During the years of 2010 and 2011 there was a shortage of a drug needed to execute inmates by lethal injection. But Ryan and Brewer had a need and desire to keep the truck rolling and make sure that executions continued. Some how the unavailable drug manifested (one of three required) in Director Ryan's hands. Lawyers of inmates to be executed were fighting to verify they legality of the drugs acquisition. Eventually even the press became concerned over where Ryan had got the drug. For weeks legal services and media alike were utilizing the Freedom of Information Act to learn how Ryan had obtained the drug. Eventually it had came about that he got it not through medical supply but from veterinary supply. It was ruled safe for human use in executions but did cause much embarrassment to the state.

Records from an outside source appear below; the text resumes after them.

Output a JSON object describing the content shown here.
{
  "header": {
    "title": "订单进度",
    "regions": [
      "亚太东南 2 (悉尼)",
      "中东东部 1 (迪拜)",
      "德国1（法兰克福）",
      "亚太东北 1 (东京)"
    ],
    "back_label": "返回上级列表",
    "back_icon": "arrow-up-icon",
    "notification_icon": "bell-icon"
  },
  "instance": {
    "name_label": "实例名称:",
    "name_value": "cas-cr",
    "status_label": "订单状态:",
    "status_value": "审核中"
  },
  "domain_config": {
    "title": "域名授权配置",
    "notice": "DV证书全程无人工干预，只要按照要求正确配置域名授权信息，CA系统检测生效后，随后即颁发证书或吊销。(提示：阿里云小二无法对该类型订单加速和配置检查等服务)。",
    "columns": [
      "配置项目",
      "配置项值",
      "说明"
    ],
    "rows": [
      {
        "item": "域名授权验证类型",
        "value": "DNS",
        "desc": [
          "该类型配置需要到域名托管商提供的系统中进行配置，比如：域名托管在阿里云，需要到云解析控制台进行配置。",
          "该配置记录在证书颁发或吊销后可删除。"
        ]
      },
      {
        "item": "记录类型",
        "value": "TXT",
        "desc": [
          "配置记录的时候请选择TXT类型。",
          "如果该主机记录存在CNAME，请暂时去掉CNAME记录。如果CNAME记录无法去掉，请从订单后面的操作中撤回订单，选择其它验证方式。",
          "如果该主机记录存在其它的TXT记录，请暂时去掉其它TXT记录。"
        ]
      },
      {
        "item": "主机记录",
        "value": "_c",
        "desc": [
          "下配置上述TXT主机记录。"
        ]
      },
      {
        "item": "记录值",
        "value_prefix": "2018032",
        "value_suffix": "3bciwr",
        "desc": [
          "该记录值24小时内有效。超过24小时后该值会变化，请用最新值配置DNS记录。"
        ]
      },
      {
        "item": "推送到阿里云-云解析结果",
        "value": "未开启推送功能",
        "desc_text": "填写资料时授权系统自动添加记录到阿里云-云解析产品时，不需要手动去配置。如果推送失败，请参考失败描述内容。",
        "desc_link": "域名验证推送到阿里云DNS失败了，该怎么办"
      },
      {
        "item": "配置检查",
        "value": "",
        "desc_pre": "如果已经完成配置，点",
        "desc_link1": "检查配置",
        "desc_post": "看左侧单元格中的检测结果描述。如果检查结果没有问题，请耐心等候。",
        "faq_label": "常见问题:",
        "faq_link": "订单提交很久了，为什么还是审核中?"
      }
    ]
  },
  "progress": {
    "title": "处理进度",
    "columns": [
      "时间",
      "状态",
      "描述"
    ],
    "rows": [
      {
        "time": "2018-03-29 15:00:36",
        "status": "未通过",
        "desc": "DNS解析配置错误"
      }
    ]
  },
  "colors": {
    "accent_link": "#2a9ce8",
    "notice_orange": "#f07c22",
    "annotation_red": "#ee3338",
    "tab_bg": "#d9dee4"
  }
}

There have been many more injustices from inmates not being properly triaged and diagnosed, to off site work crew inmates escaping custody, like a female working at the auto auction who simply started a car and drove away. Her behavior was unchecked, because the lowest custody inmates are allowed to work under the supervision of the employees contracting their labor and an officer who drives from sight to sight counting them. Ryan stated after her apprehension that the revenue generated from unsupervised off site crews out weighs the risk to the public for these rare escapes that occur. Tell that to the bank teller she robbed and set the tellers desk of on fire.
Privatizing prisons has been an ongoing affair and no state is deeper and faster in this process than Arizona. Director Ryan has been going along with this either because he supports the idea or he is going along with his superiors authority. (Governor Brewer) The private prison lobby in Arizona is incredibly powerful with men like Chuck Coughlin, a lobbyist for several private prison contractors and also being the policy adviser to Governor Brewer. Ryan had a responsibility to the legislators, to provide an in depth cost analysis between private and public prisons to determine which has more savings. Numbers from various studies have reflected both sides being winners in other research. But those numbers can be fudged based on who is taking them and their end goal. Ryan never generated this cost comparison and submitted it to the state.